À partir de cet horizon émancipateur, sympathique mais qui reste très global, A. Baby s’attaque à des points saillants du système québécois. On relèvera notamment une critique de l’approche par compétences, critique intéressante dans la mesure où elle ne se fonde par sur des positions conservatrices : en l’état, cette approche par compétences est pour lui trop prescriptive, difficile à mettre en place, et elle risque d’être « le cheval de Troie de l’entreprise privée dans l’école » dans la mesure où elle assujettirait celle-ci à un « paradigme utilitariste ». Et s’il ne rejette pas complètement l’idée, il appelle à la vigilance, de même que vis-à-vis des autres dogmes imposés par le Québec à ses écoles : rapprochement école / entreprise, le socioconstructivisme dont il n’est pas un adversaire mais qui pour lui doit n’être qu’un outil parmi d’autres, innovation « dictée » au lieu d’ouvrir la possibilité aux équipes d’avoir une marge spécifique de travail qui ne donne pas lieu à un contrôle tatillon mais à une confiance donnée sur plusieurs années (p. 147 et suivantes).
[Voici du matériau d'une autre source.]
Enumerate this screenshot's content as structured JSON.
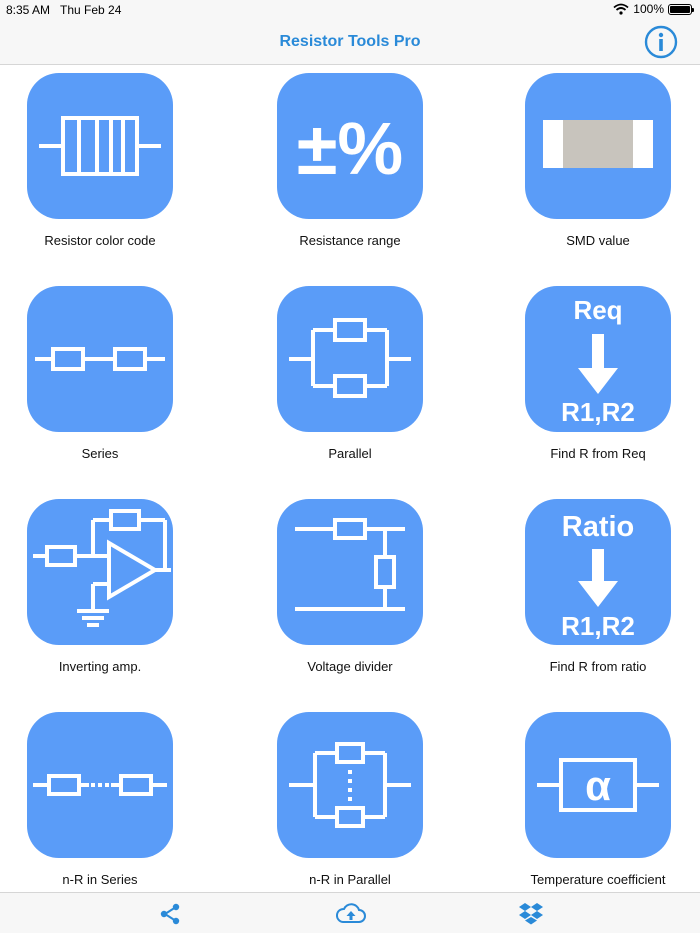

Ce parcours, très lisible du fait du style enjoué et imagé de l’auteur, surprend parfois : ennemi de la prescription autoritaire de l’État, il verrait volontiers l’école contrôler l’éducation familiale ! (p. 256).
Il déçoit un peu quand il reste général, comme nous le signalions plus haut, mais aussi quand il énonce l’idée intéressante d’encourager une « culture populaire de la culture » (p. 141), hélas sans nous en indiquer les voies et les moyens.
Malgré tout, c’est un livre qui n’a pas seulement le mérite de nous dépayser de notre minuscule bout de planète. C’est le reflet du parcours de toute une vie, de quelqu’un qui a essayé, comme nous essayons modestement de le faire dans le cadre de cette revue – et sans doute avec des contradictions et des apories dont nous ne sommes pas conscients –, de conjuguer horizon émancipateur et interrogation sur les tendances et les choix éducatifs tels qu’ils se posent. De ne pas en rester à la dénonciation, sans s’en priver toutefois : le « démontage » des prétentions de l’école privée (p. 202 et suiv.) est un régal ! De poser des questions, de les articuler précisément : comment motiver des jeunes dont il pense que l’indécision n’a pas que de mauvaises raisons, dans des temps incertains soumis aux fluctuations de « la mondialisation des riches ». ? (Jean-Pierre Fournier)

1. Il est très différent du contexte français (cursus, choix pédagogiques) mais quelques clics direction Wikipédia permettent de déchiffrer sigles et réalités.


Qui a eu cette idée folle ? Essai sur l’éducation scolaire,
Antoine Baby, Presses de l’Université du Québec (éducation), 2013, 303 p., 26 €.